Over the course of the debate, however, the problem seemed less to be Tauler’s art—although Berg notes that graffiti is difficult to remove from glass—and more that the parts needed to repair the old bus shelters are no longer manufactured. From the perspective of Matthew Fisher, Director of Policy for the Office of Transportation and Infrastructure Systems, the shelters are a disservice to those in need because they lack interior lighting or seating.
“I personally walked to each of these shelters and thought wow it’s a shame... the shelters are damaged,” said Fisher. “I’ve heard a lot about reuse and why can’t we repair them? We’ve explored reuse. It was not our first choice to get rid of this. There was the also the comment that there has to be money somewhere. But, well, there’s not money for everything in the city.”
The art commissioners didn’t buy these arguments. As Commissioner Natalie Nixon of Philadelphia University noted, they were merely talking about 1 percent of the eventual 600 shelters. Meanwhile, the contract to replace all the existing shelters will add an additional 300 to the city’s supply. At a cost of an initial $12 million, the digital ads are projected to net the city $100 million in revenues over the next 20 years.
Commissioner after commissioner attacked the deaccessioning attempt for sacrificing art to commerce. After years of what they described as negligible maintenance it seemed that now advertising dollars were at stake, and Tauler’s distinctive project would be sacrificed along with the hundreds of unadorned shelters across the city.

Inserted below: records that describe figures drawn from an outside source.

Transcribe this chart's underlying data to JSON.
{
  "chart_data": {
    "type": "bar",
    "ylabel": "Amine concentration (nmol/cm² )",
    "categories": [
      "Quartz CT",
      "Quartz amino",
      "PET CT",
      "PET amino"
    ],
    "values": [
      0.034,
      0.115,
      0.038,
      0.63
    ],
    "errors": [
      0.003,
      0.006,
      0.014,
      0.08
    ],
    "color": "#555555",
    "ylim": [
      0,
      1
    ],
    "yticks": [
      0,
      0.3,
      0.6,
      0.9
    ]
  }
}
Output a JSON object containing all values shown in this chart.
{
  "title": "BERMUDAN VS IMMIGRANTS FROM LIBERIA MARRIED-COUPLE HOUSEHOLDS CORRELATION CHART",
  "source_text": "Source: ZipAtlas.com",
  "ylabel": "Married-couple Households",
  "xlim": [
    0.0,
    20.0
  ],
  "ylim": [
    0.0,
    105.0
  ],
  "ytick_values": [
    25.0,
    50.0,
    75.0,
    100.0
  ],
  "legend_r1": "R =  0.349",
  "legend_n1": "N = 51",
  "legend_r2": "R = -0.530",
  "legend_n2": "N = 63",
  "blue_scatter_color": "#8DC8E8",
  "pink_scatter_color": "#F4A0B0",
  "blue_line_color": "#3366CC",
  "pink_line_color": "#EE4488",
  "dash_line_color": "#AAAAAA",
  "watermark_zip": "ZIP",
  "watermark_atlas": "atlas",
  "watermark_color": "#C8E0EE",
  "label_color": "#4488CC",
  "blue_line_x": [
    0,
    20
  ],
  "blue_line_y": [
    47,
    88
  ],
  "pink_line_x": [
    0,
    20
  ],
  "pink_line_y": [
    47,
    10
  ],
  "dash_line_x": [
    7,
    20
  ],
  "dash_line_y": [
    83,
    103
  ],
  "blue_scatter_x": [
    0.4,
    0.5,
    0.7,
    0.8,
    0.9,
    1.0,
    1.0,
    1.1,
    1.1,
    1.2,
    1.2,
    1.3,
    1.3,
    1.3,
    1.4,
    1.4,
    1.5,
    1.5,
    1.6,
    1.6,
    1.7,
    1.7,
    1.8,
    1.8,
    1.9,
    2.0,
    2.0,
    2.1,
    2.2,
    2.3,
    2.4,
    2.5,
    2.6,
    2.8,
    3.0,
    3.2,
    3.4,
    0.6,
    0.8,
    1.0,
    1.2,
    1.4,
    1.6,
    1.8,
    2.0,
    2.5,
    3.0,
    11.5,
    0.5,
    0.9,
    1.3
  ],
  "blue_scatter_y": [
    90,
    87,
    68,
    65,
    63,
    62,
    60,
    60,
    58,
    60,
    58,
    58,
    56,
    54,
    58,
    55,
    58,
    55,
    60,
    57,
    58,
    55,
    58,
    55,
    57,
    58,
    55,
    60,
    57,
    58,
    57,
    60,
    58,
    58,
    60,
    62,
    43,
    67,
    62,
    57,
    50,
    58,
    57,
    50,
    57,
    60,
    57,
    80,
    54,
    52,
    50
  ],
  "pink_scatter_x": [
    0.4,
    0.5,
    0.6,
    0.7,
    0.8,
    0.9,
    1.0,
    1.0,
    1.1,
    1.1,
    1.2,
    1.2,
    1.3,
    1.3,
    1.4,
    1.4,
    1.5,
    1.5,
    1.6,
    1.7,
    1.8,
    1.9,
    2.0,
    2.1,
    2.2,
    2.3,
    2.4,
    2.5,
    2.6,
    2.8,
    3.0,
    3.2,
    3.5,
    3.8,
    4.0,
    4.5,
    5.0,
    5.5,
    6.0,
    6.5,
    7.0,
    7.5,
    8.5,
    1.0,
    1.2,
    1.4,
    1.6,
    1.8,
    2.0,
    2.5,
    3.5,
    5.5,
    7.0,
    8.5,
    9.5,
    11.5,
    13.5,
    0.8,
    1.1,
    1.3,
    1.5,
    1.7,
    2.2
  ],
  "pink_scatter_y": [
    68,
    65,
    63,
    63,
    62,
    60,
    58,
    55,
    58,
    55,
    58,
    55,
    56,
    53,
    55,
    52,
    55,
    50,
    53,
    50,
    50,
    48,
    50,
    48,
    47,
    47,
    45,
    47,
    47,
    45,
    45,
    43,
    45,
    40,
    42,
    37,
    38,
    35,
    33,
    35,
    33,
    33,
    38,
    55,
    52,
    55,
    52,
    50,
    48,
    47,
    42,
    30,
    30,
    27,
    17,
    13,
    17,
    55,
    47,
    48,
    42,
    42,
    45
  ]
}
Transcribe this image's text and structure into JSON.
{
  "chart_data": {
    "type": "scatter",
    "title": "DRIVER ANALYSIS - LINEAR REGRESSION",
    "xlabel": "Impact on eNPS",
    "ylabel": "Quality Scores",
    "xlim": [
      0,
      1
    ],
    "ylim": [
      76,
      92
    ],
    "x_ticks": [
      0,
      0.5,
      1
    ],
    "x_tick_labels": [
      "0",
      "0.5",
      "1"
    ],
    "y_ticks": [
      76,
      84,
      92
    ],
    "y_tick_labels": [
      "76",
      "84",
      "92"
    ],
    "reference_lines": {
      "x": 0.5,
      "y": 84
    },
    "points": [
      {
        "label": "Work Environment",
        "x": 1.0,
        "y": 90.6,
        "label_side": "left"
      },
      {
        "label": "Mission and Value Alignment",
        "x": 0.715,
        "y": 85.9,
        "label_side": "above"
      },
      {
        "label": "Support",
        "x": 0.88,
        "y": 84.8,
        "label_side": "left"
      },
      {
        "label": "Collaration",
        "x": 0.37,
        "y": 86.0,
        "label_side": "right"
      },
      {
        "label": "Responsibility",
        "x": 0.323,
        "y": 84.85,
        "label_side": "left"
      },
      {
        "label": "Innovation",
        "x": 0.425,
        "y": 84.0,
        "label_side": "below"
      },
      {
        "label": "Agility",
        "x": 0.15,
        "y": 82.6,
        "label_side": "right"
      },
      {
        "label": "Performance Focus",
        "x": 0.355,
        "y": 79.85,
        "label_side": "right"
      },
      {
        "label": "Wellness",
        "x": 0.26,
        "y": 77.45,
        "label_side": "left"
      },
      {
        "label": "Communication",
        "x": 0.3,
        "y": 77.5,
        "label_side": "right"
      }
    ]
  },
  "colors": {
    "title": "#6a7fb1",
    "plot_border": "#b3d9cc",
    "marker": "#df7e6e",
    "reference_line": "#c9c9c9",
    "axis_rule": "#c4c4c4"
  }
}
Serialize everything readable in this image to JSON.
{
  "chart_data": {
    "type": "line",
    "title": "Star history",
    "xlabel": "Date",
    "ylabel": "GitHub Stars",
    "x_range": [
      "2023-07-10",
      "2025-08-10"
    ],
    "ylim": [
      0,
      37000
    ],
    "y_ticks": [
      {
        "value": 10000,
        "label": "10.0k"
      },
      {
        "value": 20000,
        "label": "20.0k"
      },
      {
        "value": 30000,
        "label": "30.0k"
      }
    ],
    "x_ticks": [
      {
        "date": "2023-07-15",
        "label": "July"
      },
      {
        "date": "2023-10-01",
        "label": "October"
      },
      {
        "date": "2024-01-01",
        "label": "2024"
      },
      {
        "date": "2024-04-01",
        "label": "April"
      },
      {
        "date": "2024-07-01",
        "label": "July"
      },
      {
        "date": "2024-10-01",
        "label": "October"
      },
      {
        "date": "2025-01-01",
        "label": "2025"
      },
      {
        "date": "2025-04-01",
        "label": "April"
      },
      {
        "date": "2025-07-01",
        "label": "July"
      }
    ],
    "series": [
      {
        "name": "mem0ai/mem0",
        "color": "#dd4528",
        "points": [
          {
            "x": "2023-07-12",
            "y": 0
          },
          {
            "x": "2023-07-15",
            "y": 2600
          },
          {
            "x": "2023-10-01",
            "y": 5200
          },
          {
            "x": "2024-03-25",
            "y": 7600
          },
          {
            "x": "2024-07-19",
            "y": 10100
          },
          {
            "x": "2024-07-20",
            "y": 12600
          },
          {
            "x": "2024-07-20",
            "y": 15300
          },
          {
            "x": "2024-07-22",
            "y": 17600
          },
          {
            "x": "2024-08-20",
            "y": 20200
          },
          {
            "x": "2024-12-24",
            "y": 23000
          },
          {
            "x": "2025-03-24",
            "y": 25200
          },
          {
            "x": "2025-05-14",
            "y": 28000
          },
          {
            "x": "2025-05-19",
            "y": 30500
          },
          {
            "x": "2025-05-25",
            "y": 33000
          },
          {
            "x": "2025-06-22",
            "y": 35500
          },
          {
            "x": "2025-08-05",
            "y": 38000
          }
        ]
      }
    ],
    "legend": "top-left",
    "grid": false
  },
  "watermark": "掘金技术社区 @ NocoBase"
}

“I think it’s an insult to the city,” said Joe Laragione, a painter who sits on the commission. “It’s ludicrous, taking down works of art and replacing it with advertisements.”
Mary Tracy of Scenic Philadelphia added her voice to the dissenters.* Her argument, and those of her supporters, hinged on the notion that public art would be scrapped for private profit. After ferociously arguing her point, Tracey then read off statement from other defenders of the Chestnut Street shelters. Almost all of them lashed out against what they characterized as an increasing trend towards placing advertisements on every available surface.
“Yesterday, returning to work I read over the agenda and said holy mackerel people don’t even know about this,” said Tracey. “We forget that people work and can’t sit here for 3 hours and tell you how they feel. 99 percent of the time they don’t even know these decisions are being made that will affect our city forever.”
Chairman Alan Greenberger argued that the commission shouldn’t focus on the advertising or the economics. He also warned that deaccessioning, even if it is rare, is a part of the Commission’s mission too.
“We are not here to keep everything in place,” said Greenberger. “Buildings get torn down, landscapes get changed and occasionally, I guess, art work gets offered for deaccession. I’m not suggesting that as a point of view, just saying it’s a legitimate part of our mission.”
But not one the commissioners wanted a part of it on Wednesday. The commissioners proposed feasibility studies of reuse and preservation. Or perhaps a dialogue between all the stakeholders could be arranged to discuss the future of the Chestnut Street shelters. A flat out rejection of the proposal got heads nodding as well.
The details of what would happen next were not to be hashed out at January’s Art Commission meeting. The body's near-universal opposition caused the deaccessioning proposal to simply be withdrawn entirely for the time being.
*Mary Tracy has a seat on PlanPhilly’s Community Advisory Board.